A Devaluation of Young Adult Literature


Kenny Brechner - June 18, 2021

Shana Youngdahl, author of the young adult novel As Many Nows As I Can Get, is an exceptional writer. Having an author of her widely recognized ability and rising stature on the faculty of the University of Maine at Farmington has been a remarkable asset to both the university community and the community at large. Shana was hired as an English professor. Her ability as a novelist surfaced during her time here and was akin to having a rare jewel fall from the sky and land in the community’s lap.

Shana is leaving to take a new position as Assistant Professor of Creative Writing in the MFA Program at Lindenwood University in St. Charles, Missouri. This occurred not because she wanted to leave UMF or the Farmington area, but because her contract was not renewed and she was let go. Her departure speaks to a broader issue, the profound undervaluation of children’s literature by academic institutions and the literary community in general. There is a strong gender bias at work in that, equating children’s books and bookselling with child-rearing and women’s work.

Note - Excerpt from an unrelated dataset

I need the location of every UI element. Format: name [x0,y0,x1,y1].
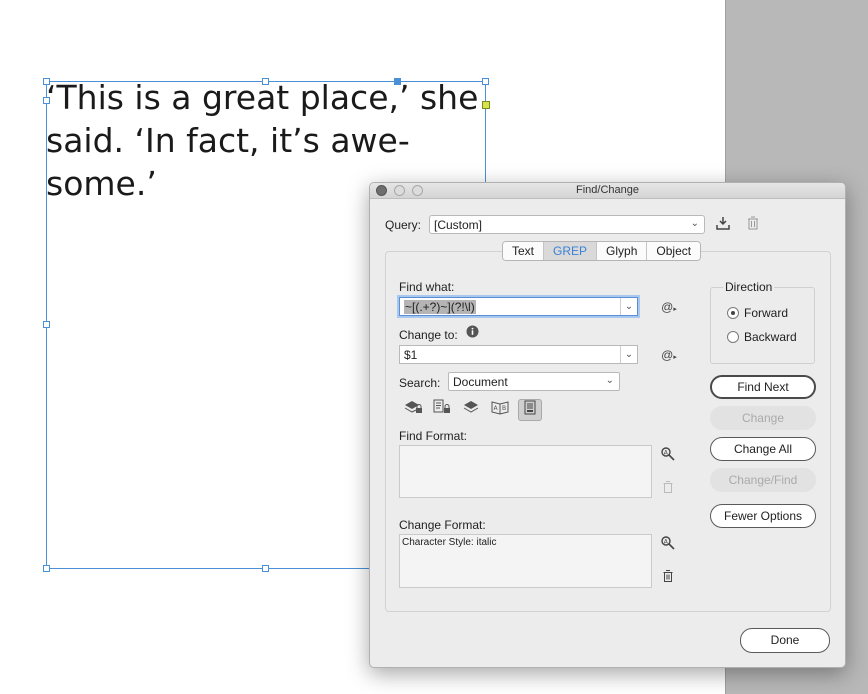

I suggest that this is a spectacularly ill-advised bias. There is nothing more central to the human experience than the maturation process known as coming of age.  It encompasses the navigation of a changing relationship to agency, from being a subject of the world to being a creator of the world. The nature of responsibility, justice, love, personal identity, and morality are all intrinsically centered in young adult novels exploring the coming of age. What could be more important than an engagement with these issues? What could provide more of a bridge to adults working with teenagers and young adults than reading their literature? What could be more important than opening up to the persistent relevance of these issues to an engaged adult?

In my opinion, the failure to value young adult literature by academic institutions is a failure to appreciate the nature of their own mission. I’ll miss Shana deeply on an array of personal and professional grounds, but it is the needless nature of the loss and what that says about our social and cultural values, that I mourn most.